A little history: Back in 1993, stock options represented over 90% of stock compensation and accounted for about 5% of the outstanding stock of the typical company. Then, from 1994 to 2002, stock option grants to CEOs increased by 400% to 600%. By 2000, stock compensation – still over 90% options – accounted for 12% – 15% of the outstanding shares of the typical company. While some of this dramatic increase was market driven, some was the result of an irrational exuberance in executive pay that mimicked the irrational exuberance of the stock market.
When the bubble burst in the stock market, there was no equivalent drop in executive pay levels. While executive pay leveled off and returned to normal growth rates, stock compensation never went down in terms of the value granted to executives. The full 1990s run-up in executive pay became permanent, even though the stock market rise was not. While the stock bubble burst, no air has seeped from the pay balloon.
How does this work?
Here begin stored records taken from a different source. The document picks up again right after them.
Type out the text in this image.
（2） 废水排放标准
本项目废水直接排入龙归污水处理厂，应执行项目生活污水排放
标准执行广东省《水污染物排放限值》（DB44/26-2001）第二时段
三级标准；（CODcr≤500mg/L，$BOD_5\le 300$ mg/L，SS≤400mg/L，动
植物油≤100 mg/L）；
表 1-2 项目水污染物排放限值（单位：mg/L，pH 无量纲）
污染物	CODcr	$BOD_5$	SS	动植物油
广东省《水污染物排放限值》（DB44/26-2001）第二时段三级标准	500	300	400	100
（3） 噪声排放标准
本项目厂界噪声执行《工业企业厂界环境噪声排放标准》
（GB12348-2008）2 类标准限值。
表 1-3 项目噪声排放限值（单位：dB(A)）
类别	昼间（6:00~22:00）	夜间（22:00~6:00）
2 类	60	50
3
Competitive long-term incentive grant values come from compensation surveys, which value the options and shares that are granted to executives. Those values are based on stock prices before the most recent market crash. In order to make new grants with equivalent values, it could easily take twice as many shares as it did a year ago. This calculation means twice the percentage of outstanding stock and twice the dilution to shareholders. We have to ask every independent board member seriously whether this mindless calculation is the right thing to do. If shareholders have taken a major hit in the value of their holdings, shouldn’t executives also receive stock compensation that has a similarly reduced value?
We are not advocating that companies grant fewer shares and options, only that they not increase the number of shares and options granted because the stock price has fallen. To be clear, we are advocating that companies maintain recent grant levels, in terms of the number of shares granted. This approach will result in much lower prospective grant values, which will look like executives are being paid below market levels. But since the market data will be based on pre-crash stock prices, even the prospective values have to be taken with a large grain of salt, a dash of good reason, and some seasoned wisdom.
These grants will return senior executives to the lofty compensation values they knew just last year – once they restore the market capitalization of their companies. This combination of values is the only way incentives ever have worked – exceptional rewards for almost impossible outcomes. Shareholders deserve no less.